Model-Switching: Methodology to Handle Fluctuating Workloads in Machine-Learning-as-a-Service Systems
- Jeff Zhang ,
- Sameh Elnikety ,
- Shuayb Zarar ,
- Atul Gupta ,
- Siddharth Garg
USENIX Hot Topics in Cloud Computing (HotCloud) |
Machine learning (ML) based prediction models, and especially deep neural networks (DNNs) are increasingly being served in the cloud in order to provide fast and accurate inferences. However, existing service ML serving systems have trouble dealing with fluctuating workloads and either drop re-quests or significantly expand hardware resources in response to load spikes.
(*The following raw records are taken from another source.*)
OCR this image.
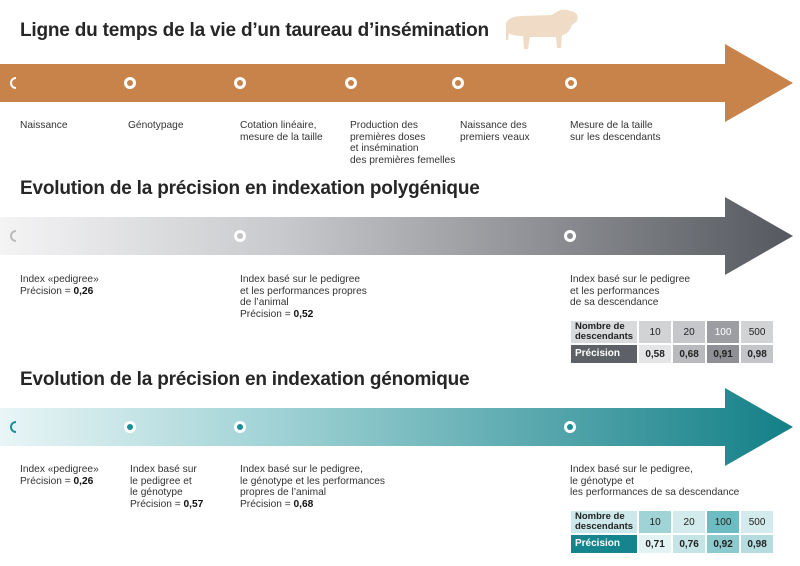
Ligne du temps de la vie d’un taureau d’insémination
Naissance	Génotypage	Cotation linéaire,
mesure de la taille
Production des
premières doses
et insémination
des premières femelles
Naissance des
premiers veaux
Mesure de la taille
sur les descendants
Evolution de la précision en indexation polygénique
Index «pedigree»
Précision = 0,26
Index basé sur le pedigree
et les performances propres
de l’animal
Précision = 0,52
Index basé sur le pedigree
et les performances
de sa descendance
Nombre de
descendants	10	20	100	500
Précision	0,58	0,68	0,91	0,98
Evolution de la précision en indexation génomique
Index «pedigree»
Précision = 0,26
Index basé sur
le pedigree et
le génotype
Précision = 0,57
Index basé sur le pedigree,
le génotype et les performances
propres de l’animal
Précision = 0,68
Index basé sur le pedigree,
le génotype et
les performances de sa descendance
Nombre de
descendants	10	20	100	500
Précision	0,71	0,76	0,92	0,98
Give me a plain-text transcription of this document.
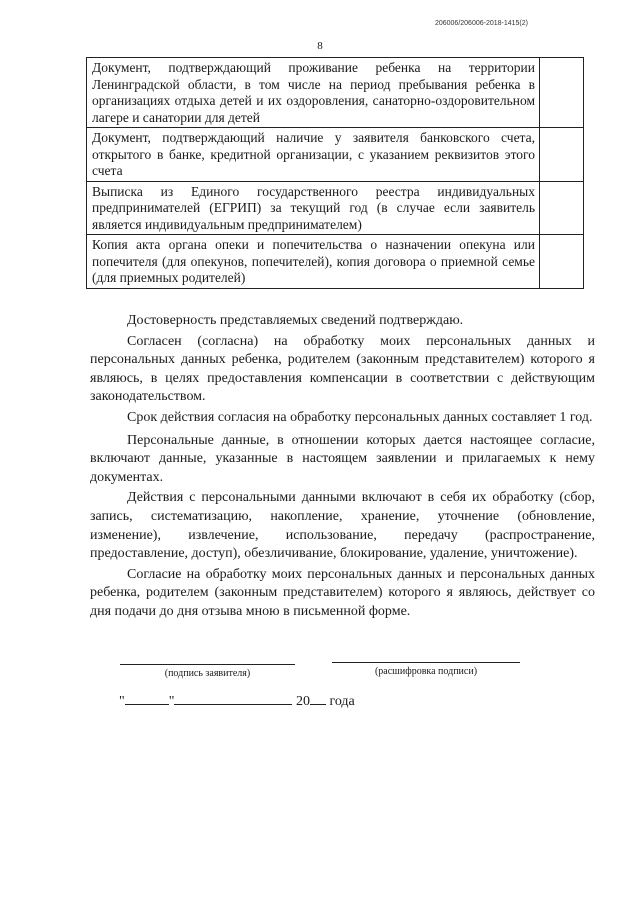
206006/206006-2018-1415(2)
8
Документ, подтверждающий проживание ребенка на территории Ленинградской области, в том числе на период пребывания ребенка в организациях отдыха детей и их оздоровления, санаторно-оздоровительном лагере и санатории для детей	
Документ, подтверждающий наличие у заявителя банковского счета, открытого в банке, кредитной организации, с указанием реквизитов этого счета	
Выписка из Единого государственного реестра индивидуальных предпринимателей (ЕГРИП) за текущий год (в случае если заявитель является индивидуальным предпринимателем)	
Копия акта органа опеки и попечительства о назначении опекуна или попечителя (для опекунов, попечителей), копия договора о приемной семье (для приемных родителей)	

Достоверность представляемых сведений подтверждаю.

Согласен (согласна) на обработку моих персональных данных и персональных данных ребенка, родителем (законным представителем) которого я являюсь, в целях предоставления компенсации в соответствии с действующим законодательством.

Срок действия согласия на обработку персональных данных составляет 1 год.

Персональные данные, в отношении которых дается настоящее согласие, включают данные, указанные в настоящем заявлении и прилагаемых к нему документах.

Действия с персональными данными включают в себя их обработку (сбор, запись, систематизацию, накопление, хранение, уточнение (обновление, изменение), извлечение, использование, передачу (распространение, предоставление, доступ), обезличивание, блокирование, удаление, уничтожение).

Согласие на обработку моих персональных данных и персональных данных ребенка, родителем (законным представителем) которого я являюсь, действует со дня подачи до дня отзыва мною в письменной форме.

(подпись заявителя)	(расшифровка подписи)
"	"	20 года
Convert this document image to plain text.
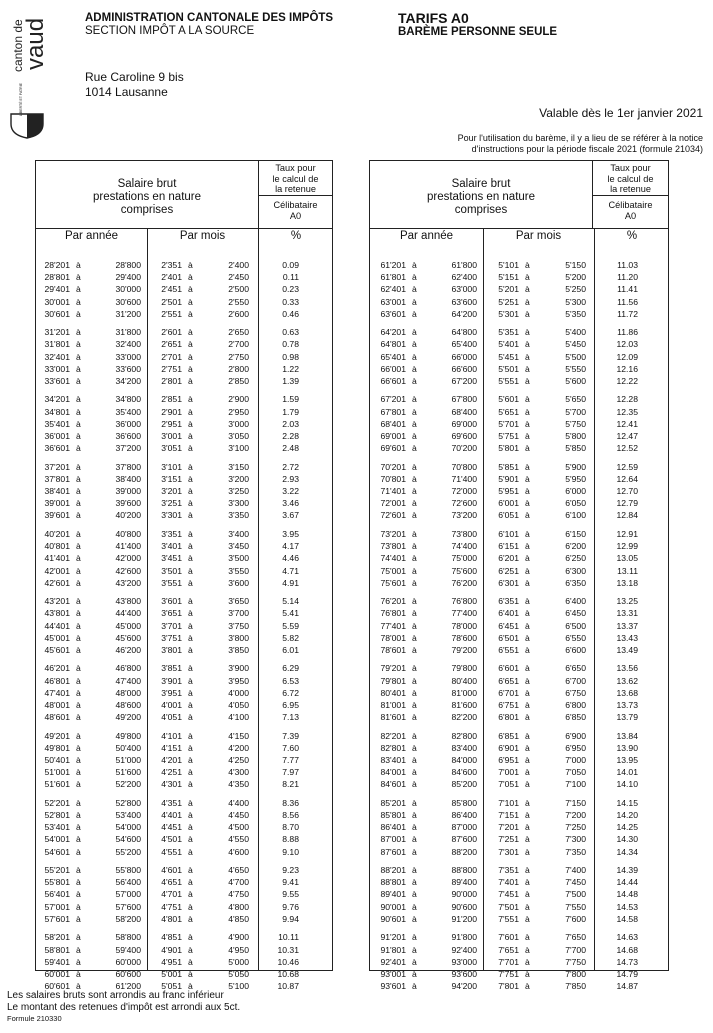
canton de
vaud
LIBERTÉ ET PATRIE
ADMINISTRATION CANTONALE DES IMPÔTS
SECTION IMPÔT A LA SOURCE
Rue Caroline 9 bis
1014 Lausanne
TARIFS A0
BARÈME PERSONNE SEULE
Valable dès le 1er janvier 2021
Pour l'utilisation du barème, il y a lieu de se référer à la notice
d'instructions pour la période fiscale 2021 (formule 21034)
Salaire brut
prestations en nature
comprises
Taux pour
le calcul de
la retenue
Célibataire
A0
Par année	Par mois	%
28'201 à	28'800 2'351 à	2'400	0.09
28'801 à	29'400 2'401 à	2'450	0.11
29'401 à	30'000 2'451 à	2'500	0.23
30'001 à	30'600 2'501 à	2'550	0.33
30'601 à	31'200 2'551 à	2'600	0.46
31'201 à	31'800 2'601 à	2'650	0.63
31'801 à	32'400 2'651 à	2'700	0.78
32'401 à	33'000 2'701 à	2'750	0.98
33'001 à	33'600 2'751 à	2'800	1.22
33'601 à	34'200 2'801 à	2'850	1.39
34'201 à	34'800 2'851 à	2'900	1.59
34'801 à	35'400 2'901 à	2'950	1.79
35'401 à	36'000 2'951 à	3'000	2.03
36'001 à	36'600 3'001 à	3'050	2.28
36'601 à	37'200 3'051 à	3'100	2.48
37'201 à	37'800 3'101 à	3'150	2.72
37'801 à	38'400 3'151 à	3'200	2.93
38'401 à	39'000 3'201 à	3'250	3.22
39'001 à	39'600 3'251 à	3'300	3.46
39'601 à	40'200 3'301 à	3'350	3.67
40'201 à	40'800 3'351 à	3'400	3.95
40'801 à	41'400 3'401 à	3'450	4.17
41'401 à	42'000 3'451 à	3'500	4.46
42'001 à	42'600 3'501 à	3'550	4.71
42'601 à	43'200 3'551 à	3'600	4.91
43'201 à	43'800 3'601 à	3'650	5.14
43'801 à	44'400 3'651 à	3'700	5.41
44'401 à	45'000 3'701 à	3'750	5.59
45'001 à	45'600 3'751 à	3'800	5.82
45'601 à	46'200 3'801 à	3'850	6.01
46'201 à	46'800 3'851 à	3'900	6.29
46'801 à	47'400 3'901 à	3'950	6.53
47'401 à	48'000 3'951 à	4'000	6.72
48'001 à	48'600 4'001 à	4'050	6.95
48'601 à	49'200 4'051 à	4'100	7.13
49'201 à	49'800 4'101 à	4'150	7.39
49'801 à	50'400 4'151 à	4'200	7.60
50'401 à	51'000 4'201 à	4'250	7.77
51'001 à	51'600 4'251 à	4'300	7.97
51'601 à	52'200 4'301 à	4'350	8.21
52'201 à	52'800 4'351 à	4'400	8.36
52'801 à	53'400 4'401 à	4'450	8.56
53'401 à	54'000 4'451 à	4'500	8.70
54'001 à	54'600 4'501 à	4'550	8.88
54'601 à	55'200 4'551 à	4'600	9.10
55'201 à	55'800 4'601 à	4'650	9.23
55'801 à	56'400 4'651 à	4'700	9.41
56'401 à	57'000 4'701 à	4'750	9.55
57'001 à	57'600 4'751 à	4'800	9.76
57'601 à	58'200 4'801 à	4'850	9.94
58'201 à	58'800 4'851 à	4'900	10.11
58'801 à	59'400 4'901 à	4'950	10.31
59'401 à	60'000 4'951 à	5'000	10.46
60'001 à	60'600 5'001 à	5'050	10.68
60'601 à	61'200 5'051 à	5'100	10.87
Salaire brut
prestations en nature
comprises
Taux pour
le calcul de
la retenue
Célibataire
A0
Par année	Par mois	%
61'201 à	61'800 5'101 à	5'150	11.03
61'801 à	62'400 5'151 à	5'200	11.20
62'401 à	63'000 5'201 à	5'250	11.41
63'001 à	63'600 5'251 à	5'300	11.56
63'601 à	64'200 5'301 à	5'350	11.72
64'201 à	64'800 5'351 à	5'400	11.86
64'801 à	65'400 5'401 à	5'450	12.03
65'401 à	66'000 5'451 à	5'500	12.09
66'001 à	66'600 5'501 à	5'550	12.16
66'601 à	67'200 5'551 à	5'600	12.22
67'201 à	67'800 5'601 à	5'650	12.28
67'801 à	68'400 5'651 à	5'700	12.35
68'401 à	69'000 5'701 à	5'750	12.41
69'001 à	69'600 5'751 à	5'800	12.47
69'601 à	70'200 5'801 à	5'850	12.52
70'201 à	70'800 5'851 à	5'900	12.59
70'801 à	71'400 5'901 à	5'950	12.64
71'401 à	72'000 5'951 à	6'000	12.70
72'001 à	72'600 6'001 à	6'050	12.79
72'601 à	73'200 6'051 à	6'100	12.84
73'201 à	73'800 6'101 à	6'150	12.91
73'801 à	74'400 6'151 à	6'200	12.99
74'401 à	75'000 6'201 à	6'250	13.05
75'001 à	75'600 6'251 à	6'300	13.11
75'601 à	76'200 6'301 à	6'350	13.18
76'201 à	76'800 6'351 à	6'400	13.25
76'801 à	77'400 6'401 à	6'450	13.31
77'401 à	78'000 6'451 à	6'500	13.37
78'001 à	78'600 6'501 à	6'550	13.43
78'601 à	79'200 6'551 à	6'600	13.49
79'201 à	79'800 6'601 à	6'650	13.56
79'801 à	80'400 6'651 à	6'700	13.62
80'401 à	81'000 6'701 à	6'750	13.68
81'001 à	81'600 6'751 à	6'800	13.73
81'601 à	82'200 6'801 à	6'850	13.79
82'201 à	82'800 6'851 à	6'900	13.84
82'801 à	83'400 6'901 à	6'950	13.90
83'401 à	84'000 6'951 à	7'000	13.95
84'001 à	84'600 7'001 à	7'050	14.01
84'601 à	85'200 7'051 à	7'100	14.10
85'201 à	85'800 7'101 à	7'150	14.15
85'801 à	86'400 7'151 à	7'200	14.20
86'401 à	87'000 7'201 à	7'250	14.25
87'001 à	87'600 7'251 à	7'300	14.30
87'601 à	88'200 7'301 à	7'350	14.34
88'201 à	88'800 7'351 à	7'400	14.39
88'801 à	89'400 7'401 à	7'450	14.44
89'401 à	90'000 7'451 à	7'500	14.48
90'001 à	90'600 7'501 à	7'550	14.53
90'601 à	91'200 7'551 à	7'600	14.58
91'201 à	91'800 7'601 à	7'650	14.63
91'801 à	92'400 7'651 à	7'700	14.68
92'401 à	93'000 7'701 à	7'750	14.73
93'001 à	93'600 7'751 à	7'800	14.79
93'601 à	94'200 7'801 à	7'850	14.87
Les salaires bruts sont arrondis au franc inférieur
Le montant des retenues d'impôt est arrondi aux 5ct.
Formule 210330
In this paper, we introduce Model-Switching, a new approach to dealing with fluctuating workloads when serving DNN models. Motivated by the observation that end-users of ML primarily care about the accuracy of responses that are returned within the deadline (which we refer to as effective accuracy), we propose to switch from complex and highly accurate DNN models to simpler but less accurate models in the presence of load spikes. We show that the flexibility introduced by enabling online model switching provides higher effective accuracy in the presence of fluctuating workloads compared to serving using any single model. We implement Model-Switching within Clipper, a state-of-art DNN model serving system, and demonstrate its advantages over baseline approaches.